— Через три дня ко мне, — сказал.
— А может, не приходить уже... — словно бы попросил Михаил. — Чего болтаться-то здоровому?
— Хм... — Насонов поглядел на Михаила так, что тому сделалось неловко. — Вы, Свешнев, мужественный человек, но, извините, невежественный...

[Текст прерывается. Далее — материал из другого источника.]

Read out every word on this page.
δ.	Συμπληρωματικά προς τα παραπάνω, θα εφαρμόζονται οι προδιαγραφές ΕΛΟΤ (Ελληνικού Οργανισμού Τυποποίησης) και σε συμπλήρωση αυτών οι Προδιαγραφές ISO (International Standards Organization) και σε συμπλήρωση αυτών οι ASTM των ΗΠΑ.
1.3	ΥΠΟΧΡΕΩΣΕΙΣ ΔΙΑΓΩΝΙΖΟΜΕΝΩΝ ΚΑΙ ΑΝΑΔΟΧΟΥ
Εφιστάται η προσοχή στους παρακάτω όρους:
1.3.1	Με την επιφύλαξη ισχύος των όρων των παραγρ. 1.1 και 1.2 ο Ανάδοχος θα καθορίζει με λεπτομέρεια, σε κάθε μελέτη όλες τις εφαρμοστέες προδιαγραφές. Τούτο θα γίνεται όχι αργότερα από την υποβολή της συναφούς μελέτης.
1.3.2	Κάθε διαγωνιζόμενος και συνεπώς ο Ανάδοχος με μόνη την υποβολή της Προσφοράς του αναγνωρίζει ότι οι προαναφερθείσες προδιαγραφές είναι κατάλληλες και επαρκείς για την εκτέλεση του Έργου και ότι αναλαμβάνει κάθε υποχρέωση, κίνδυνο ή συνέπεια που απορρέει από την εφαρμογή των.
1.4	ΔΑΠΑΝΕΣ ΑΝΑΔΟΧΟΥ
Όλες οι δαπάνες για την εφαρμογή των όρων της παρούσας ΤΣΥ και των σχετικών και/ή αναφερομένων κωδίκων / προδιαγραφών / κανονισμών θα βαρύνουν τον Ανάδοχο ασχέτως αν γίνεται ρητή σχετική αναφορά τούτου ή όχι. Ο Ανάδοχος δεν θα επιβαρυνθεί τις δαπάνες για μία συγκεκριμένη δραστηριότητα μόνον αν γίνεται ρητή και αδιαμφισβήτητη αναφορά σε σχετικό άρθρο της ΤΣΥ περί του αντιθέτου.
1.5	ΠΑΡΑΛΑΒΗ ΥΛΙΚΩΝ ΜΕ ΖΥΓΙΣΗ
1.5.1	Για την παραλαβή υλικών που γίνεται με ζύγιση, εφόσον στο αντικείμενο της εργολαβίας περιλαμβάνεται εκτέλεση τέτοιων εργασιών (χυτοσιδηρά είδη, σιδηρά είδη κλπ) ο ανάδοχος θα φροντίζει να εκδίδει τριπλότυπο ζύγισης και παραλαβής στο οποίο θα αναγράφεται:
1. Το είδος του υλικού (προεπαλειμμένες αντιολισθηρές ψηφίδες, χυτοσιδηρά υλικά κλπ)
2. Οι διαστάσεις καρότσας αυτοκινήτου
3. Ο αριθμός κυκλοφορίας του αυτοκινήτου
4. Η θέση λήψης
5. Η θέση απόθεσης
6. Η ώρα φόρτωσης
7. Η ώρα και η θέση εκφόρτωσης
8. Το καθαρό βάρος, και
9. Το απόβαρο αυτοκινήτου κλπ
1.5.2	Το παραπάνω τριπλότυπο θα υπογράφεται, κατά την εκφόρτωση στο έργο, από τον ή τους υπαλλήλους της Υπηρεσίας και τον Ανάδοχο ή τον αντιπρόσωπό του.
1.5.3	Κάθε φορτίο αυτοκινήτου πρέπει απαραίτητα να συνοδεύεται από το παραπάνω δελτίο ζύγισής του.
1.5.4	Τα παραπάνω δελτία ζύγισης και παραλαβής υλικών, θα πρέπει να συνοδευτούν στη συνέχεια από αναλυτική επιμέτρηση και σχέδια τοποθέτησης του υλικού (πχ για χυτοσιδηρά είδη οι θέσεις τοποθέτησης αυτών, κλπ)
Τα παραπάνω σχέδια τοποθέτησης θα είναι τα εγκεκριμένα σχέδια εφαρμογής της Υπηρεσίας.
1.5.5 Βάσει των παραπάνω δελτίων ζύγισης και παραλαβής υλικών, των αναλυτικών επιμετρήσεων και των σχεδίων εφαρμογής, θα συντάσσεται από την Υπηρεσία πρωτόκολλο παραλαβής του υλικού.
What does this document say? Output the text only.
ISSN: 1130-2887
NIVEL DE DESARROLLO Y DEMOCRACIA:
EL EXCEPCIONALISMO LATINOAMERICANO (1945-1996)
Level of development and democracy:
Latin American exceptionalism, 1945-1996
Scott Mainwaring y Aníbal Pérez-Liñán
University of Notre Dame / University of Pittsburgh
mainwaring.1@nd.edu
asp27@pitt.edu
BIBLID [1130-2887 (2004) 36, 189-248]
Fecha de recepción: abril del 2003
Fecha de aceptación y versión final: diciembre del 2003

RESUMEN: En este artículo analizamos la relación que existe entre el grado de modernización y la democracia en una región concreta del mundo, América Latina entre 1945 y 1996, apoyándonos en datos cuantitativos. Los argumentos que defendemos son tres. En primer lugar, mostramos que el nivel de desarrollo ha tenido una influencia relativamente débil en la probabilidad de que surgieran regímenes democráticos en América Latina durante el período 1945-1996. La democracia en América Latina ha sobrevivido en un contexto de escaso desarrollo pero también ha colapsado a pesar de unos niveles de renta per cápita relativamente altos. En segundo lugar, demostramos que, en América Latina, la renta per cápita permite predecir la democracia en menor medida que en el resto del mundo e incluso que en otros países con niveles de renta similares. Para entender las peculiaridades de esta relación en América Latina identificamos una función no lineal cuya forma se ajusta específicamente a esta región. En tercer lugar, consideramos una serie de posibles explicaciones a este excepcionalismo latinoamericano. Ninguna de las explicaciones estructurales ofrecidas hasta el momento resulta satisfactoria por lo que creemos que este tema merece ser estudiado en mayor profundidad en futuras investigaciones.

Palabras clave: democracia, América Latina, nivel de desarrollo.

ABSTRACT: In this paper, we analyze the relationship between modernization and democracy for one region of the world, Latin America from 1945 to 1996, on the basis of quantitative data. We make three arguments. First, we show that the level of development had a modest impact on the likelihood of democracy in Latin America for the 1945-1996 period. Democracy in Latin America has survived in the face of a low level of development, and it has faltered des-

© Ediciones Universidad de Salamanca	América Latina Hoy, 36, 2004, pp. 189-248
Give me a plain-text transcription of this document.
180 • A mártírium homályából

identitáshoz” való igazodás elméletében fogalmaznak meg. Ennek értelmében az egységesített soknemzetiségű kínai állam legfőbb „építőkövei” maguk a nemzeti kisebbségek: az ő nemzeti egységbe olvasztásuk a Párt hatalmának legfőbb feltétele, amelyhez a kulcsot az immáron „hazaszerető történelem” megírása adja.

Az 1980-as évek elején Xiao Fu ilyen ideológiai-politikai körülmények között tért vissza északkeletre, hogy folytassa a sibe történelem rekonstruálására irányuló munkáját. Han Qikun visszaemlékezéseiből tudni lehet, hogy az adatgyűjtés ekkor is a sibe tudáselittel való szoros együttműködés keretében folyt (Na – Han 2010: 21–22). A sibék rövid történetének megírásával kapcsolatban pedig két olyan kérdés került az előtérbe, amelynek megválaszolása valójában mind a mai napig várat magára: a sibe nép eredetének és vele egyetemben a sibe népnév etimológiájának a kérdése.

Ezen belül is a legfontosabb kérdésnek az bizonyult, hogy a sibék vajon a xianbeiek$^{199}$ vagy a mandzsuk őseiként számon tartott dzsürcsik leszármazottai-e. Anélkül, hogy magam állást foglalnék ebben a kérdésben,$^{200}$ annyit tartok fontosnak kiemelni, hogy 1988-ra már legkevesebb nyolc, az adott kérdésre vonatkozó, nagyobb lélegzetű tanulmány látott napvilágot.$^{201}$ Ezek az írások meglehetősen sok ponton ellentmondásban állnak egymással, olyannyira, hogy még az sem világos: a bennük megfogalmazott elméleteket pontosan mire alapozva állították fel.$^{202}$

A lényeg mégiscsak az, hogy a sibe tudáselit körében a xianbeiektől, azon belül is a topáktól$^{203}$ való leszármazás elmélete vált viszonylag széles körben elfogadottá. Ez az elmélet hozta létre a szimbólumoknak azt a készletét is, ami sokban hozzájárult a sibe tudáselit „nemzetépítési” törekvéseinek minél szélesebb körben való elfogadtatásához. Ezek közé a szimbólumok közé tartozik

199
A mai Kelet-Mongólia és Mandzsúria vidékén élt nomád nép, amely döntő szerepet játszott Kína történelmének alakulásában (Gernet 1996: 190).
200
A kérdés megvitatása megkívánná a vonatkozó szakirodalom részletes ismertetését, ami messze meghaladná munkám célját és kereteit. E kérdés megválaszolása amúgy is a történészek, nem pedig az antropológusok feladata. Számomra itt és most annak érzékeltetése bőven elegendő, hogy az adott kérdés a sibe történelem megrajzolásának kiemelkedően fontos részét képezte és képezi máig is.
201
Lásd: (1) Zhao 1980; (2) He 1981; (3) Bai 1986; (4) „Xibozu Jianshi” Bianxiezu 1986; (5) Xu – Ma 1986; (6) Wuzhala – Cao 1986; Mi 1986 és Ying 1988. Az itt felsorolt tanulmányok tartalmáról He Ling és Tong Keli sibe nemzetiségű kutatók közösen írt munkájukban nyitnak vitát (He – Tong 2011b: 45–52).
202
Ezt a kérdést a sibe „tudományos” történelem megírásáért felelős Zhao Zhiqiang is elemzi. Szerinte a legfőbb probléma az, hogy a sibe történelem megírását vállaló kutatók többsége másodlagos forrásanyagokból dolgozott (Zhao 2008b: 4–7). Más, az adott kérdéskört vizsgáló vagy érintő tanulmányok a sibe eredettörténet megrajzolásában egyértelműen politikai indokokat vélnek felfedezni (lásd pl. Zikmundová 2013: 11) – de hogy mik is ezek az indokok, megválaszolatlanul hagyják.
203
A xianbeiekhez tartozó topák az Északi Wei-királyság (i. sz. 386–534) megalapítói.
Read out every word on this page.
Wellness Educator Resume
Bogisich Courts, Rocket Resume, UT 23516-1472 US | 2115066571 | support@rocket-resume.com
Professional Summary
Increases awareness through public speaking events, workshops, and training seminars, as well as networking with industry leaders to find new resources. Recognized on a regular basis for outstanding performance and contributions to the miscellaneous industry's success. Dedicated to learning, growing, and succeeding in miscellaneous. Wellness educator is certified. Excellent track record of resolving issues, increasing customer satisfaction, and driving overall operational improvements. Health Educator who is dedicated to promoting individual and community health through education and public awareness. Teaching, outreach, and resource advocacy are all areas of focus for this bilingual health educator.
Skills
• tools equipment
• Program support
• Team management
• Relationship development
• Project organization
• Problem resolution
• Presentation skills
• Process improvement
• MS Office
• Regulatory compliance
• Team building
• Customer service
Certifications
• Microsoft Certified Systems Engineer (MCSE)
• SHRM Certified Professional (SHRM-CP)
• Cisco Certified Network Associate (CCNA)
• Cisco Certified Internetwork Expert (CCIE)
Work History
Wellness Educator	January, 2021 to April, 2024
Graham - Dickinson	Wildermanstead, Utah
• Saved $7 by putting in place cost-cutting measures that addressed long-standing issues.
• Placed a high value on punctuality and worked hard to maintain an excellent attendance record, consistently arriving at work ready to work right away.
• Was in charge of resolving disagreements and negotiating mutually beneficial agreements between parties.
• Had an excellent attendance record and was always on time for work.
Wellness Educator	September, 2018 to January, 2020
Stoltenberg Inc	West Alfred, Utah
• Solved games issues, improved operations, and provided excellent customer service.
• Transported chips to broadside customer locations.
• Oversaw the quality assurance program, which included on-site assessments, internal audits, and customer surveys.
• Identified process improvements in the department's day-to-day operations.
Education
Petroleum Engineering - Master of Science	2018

— Да спина не болит, вот и...
— Не болит? — Насонов навалился на стол, руки протянул по столу, точно показывая их Михаилу, и тот увидел вблизи прозрачные розовые ногти, припухлые суставы пальцев с пушком и невольно сложил в комок на коленях свои коричневые руки-оковалки. — Не болит, — повторил Насонов. — Пот, грязь, баня — и обеспечен свищ! И все начнется сначала... — Вышел из-за стола, сел напротив, уставился вплотную. — Не сердитесь, — предупредил. — Я врач... Не из-за праздного любопытства... Азоркин почти не потерял крови. Как вам удалось?
— Да вот так. — Михаил свел пальцы, не дожимая их в кулак. — У меня по-другому времени не было.
— Да, да. — Насонов поглядел на его руку. — Обычная рука. Вовсе обычная. Чаще бывают крупнее... А знаешь, ты его дважды спас!
— Хватит с меня и одного раза, — помрачнел Михаил. — Вот так хватит, — провел ребром ладони по горлу.
— Погоди, — отмахнулся Насонов, не вникая в смысл сказанных Михаилом слов. — Ты думаешь, Азоркин жив бы остался, если бы ты просто вынес его из-под завала?..
— Кто его знает, я об этом не думал.
— Нет, Михаил Семенович, ты думал. Ты об этом всю жизнь думал. Так ведь не бывает: раз — и подвиг. Для этого редко какое сердце созревает.
— Да что теперь об этом...
— Что?.. На таких, как ты, совесть держится. Я хирург, и со стажем. Порезал на своем веку, покромсал, но к страданиям других не привык. И не дай бог, если привыкну, хотя эмоции и в моей профессии, как и в твоей, далеко не на пользу, и все равно — не дай бог!..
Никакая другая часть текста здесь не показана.